MailboxProcessor性能问题

Question

I have been trying to design a system which allows a large amount of concurrent users to be represented in memory at the same time. 我一直在尝试设计一个允许大量并发用户同时在内存中表示的系统。 When setting out to design this sytem I immediately thought of some sort of actor based solution a kin to Erlang. 当我开始设计这个系统时，我立刻想到了某种基于actor的解决方案，这是Erlang的亲属。

The system has to be done in .NET, so I started working on a prototype in F# using MailboxProcessor but have run into serious performance problems with them. 系统必须在.NET中完成，所以我开始使用MailboxProcessor在F＃中开发原型，但是遇到了严重的性能问题。 My initial idea was to use one actor (MailboxProcessor) per user to serialize communication the communication for one user. 我最初的想法是每个用户使用一个actor（MailboxProcessor）来为一个用户序列化通信通信。

I have isolated a small piece of code that reproduces the problem I am seeing: 我已经隔离了一小段代码，可以重现我看到的问题：

open System.Threading;
open System.Diagnostics;

type Inc() =

    let mutable n = 0;
    let sw = new Stopwatch()

    member x.Start() =
        sw.Start()

    member x.Increment() =
        if Interlocked.Increment(&n) >= 100000 then
            printf "UpdateName Time %A" sw.ElapsedMilliseconds

type Message
    = UpdateName of int * string

type User = {
    Id : int
    Name : string
}

[<EntryPoint>]
let main argv = 

    let sw = Stopwatch.StartNew()
    let incr = new Inc()
    let mb = 

        Seq.initInfinite(fun id -> 
            MailboxProcessor<Message>.Start(fun inbox -> 

                let rec loop user =
                    async {
                        let! m = inbox.Receive()

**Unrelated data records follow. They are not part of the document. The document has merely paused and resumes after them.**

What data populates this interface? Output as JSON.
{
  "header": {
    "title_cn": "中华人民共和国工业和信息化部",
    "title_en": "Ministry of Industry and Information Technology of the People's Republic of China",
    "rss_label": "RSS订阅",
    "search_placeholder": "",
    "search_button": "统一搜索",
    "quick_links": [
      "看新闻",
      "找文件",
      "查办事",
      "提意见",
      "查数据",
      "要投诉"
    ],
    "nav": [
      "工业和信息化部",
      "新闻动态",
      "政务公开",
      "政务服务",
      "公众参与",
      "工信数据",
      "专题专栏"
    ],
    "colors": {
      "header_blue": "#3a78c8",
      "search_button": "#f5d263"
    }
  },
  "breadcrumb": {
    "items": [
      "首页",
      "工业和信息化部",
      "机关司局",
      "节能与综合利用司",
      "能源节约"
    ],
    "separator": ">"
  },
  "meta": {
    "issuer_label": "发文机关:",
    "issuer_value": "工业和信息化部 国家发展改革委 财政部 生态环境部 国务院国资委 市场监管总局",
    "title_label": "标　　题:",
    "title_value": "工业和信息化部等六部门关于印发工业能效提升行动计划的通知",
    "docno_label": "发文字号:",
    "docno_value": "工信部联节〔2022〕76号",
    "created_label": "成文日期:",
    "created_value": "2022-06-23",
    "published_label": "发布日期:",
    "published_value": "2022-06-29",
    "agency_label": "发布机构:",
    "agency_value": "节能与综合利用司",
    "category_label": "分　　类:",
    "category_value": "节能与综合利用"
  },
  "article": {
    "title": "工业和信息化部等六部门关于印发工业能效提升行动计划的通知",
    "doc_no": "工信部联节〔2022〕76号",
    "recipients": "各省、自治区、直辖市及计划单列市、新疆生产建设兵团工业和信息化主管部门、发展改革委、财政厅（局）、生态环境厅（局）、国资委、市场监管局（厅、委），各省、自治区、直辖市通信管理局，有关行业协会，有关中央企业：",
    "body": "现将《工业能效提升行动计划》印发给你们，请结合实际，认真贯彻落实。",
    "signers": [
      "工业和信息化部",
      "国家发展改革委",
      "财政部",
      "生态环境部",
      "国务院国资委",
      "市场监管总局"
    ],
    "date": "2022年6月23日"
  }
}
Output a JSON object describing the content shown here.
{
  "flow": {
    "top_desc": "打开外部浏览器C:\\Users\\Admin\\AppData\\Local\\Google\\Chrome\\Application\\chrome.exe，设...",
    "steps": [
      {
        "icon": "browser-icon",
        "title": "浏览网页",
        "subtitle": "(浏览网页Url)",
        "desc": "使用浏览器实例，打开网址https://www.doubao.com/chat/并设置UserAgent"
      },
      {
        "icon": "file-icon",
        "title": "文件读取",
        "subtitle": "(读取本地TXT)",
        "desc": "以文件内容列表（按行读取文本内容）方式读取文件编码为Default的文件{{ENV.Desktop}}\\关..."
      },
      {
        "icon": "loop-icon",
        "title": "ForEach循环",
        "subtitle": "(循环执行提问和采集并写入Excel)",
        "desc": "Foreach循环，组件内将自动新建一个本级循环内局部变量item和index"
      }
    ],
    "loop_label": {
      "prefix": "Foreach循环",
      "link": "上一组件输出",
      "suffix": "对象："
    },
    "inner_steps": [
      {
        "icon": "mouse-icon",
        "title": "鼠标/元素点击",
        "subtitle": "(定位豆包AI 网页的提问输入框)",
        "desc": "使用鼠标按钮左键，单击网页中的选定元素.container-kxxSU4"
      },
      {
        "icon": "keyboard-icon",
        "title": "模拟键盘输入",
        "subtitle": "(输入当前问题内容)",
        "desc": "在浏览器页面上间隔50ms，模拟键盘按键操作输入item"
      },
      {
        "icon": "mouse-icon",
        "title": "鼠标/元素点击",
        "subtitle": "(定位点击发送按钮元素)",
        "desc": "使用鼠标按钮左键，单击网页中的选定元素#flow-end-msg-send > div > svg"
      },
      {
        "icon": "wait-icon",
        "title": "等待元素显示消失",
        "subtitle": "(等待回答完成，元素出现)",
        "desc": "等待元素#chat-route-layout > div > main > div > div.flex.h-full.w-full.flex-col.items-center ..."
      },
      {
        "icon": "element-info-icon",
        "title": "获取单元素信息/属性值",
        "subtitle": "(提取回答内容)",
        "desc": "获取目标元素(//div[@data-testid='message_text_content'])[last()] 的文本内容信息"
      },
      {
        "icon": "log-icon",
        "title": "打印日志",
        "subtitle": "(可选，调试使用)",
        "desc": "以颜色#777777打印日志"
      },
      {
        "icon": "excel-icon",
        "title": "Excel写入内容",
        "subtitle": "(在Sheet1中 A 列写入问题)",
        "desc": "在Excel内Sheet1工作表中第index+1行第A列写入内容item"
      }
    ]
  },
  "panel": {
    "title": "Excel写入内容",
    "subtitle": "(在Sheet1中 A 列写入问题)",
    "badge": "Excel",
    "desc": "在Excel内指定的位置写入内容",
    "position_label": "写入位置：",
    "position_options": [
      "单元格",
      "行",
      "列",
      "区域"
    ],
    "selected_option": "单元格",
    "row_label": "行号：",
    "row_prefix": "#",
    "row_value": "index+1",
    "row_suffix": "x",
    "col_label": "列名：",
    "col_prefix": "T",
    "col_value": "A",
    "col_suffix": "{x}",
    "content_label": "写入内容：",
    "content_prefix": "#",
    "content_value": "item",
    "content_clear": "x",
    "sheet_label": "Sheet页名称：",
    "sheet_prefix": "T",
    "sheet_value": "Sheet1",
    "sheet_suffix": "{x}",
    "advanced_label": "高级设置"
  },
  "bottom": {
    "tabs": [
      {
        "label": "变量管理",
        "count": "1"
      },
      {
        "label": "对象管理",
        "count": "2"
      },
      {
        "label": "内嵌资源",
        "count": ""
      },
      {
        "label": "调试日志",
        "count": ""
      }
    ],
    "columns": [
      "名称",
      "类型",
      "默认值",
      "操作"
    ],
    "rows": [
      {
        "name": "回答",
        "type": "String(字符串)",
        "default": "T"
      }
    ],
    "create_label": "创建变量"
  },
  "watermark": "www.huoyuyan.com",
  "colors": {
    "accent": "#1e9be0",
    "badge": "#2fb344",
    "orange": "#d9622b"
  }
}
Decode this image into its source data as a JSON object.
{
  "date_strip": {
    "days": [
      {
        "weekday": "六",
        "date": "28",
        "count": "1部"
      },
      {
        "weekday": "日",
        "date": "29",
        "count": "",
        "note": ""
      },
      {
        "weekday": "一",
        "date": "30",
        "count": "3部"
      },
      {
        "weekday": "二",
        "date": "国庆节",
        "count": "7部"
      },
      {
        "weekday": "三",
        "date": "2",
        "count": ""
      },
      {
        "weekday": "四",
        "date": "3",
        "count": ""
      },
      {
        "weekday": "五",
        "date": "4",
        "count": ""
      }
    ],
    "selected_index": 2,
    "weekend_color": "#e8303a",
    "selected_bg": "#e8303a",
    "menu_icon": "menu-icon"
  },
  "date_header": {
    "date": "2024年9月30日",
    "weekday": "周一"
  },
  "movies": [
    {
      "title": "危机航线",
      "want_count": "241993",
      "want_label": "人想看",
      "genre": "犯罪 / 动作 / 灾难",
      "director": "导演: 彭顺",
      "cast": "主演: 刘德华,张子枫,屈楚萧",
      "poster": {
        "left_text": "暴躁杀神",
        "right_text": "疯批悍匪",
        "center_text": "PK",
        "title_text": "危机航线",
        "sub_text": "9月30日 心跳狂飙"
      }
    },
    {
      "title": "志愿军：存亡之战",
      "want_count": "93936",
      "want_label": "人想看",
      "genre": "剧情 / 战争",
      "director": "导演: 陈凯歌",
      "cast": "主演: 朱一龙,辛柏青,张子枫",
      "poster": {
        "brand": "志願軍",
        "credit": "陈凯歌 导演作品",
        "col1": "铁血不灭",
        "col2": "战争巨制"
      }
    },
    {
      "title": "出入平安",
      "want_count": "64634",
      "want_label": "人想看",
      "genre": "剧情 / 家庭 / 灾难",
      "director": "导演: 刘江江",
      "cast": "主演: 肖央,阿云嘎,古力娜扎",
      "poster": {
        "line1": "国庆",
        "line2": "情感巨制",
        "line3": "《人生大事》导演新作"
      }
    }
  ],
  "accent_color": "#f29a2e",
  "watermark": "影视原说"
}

                        match m with
                        | UpdateName(id, newName) ->
                            let user = {user with Name = newName};
                            incr.Increment()
                            do! loop user
                    }

                loop {Id = id; Name = sprintf "User%i" id}
            )
        ) 
        |> Seq.take 100000
        |> Array.ofSeq

    printf "Create Time %i\n" sw.ElapsedMilliseconds
    incr.Start()

    for i in 0 .. 99999 do
        mb.[i % mb.Length].Post(UpdateName(i, sprintf "User%i-UpdateName" i));

    System.Console.ReadLine() |> ignore

    0

Just creating the 100k actors take around 800ms on my quad core i7. 在我的四核i7上创建100k演员需要大约800ms。 Then submitting the UpdateName message to each one of the actor and wait for them to complete takes about 1.8 seconds. 然后将UpdateName消息提交给每个actor并等待它们完成大约需要1.8秒。

Now, I realize there is overhead from all the queue:ing on the ThreadPool, setting/resetting AutoResetEvents, etc internally in the MailboxProcessor. 现在，我意识到所有队列都有开销：在ThreadPool上，在MailboxProcessor内部设置/重置AutoResetEvents等。 But is this really the expected performance? 但这真的是预期的表现吗？ From reading both MSDN and various blogs on the MailboxProcessor I have gotten the idea that it's to be a kin to erlang actors, but from the abyssmal performance I am seeing this doesn't seem to hold true in reality? 通过阅读MSDN和MailboxProcessor上的各种博客，我已经认识到它将成为erlang演员的亲戚，但从我看到的深渊表现来看，这在现实中似乎并不成立？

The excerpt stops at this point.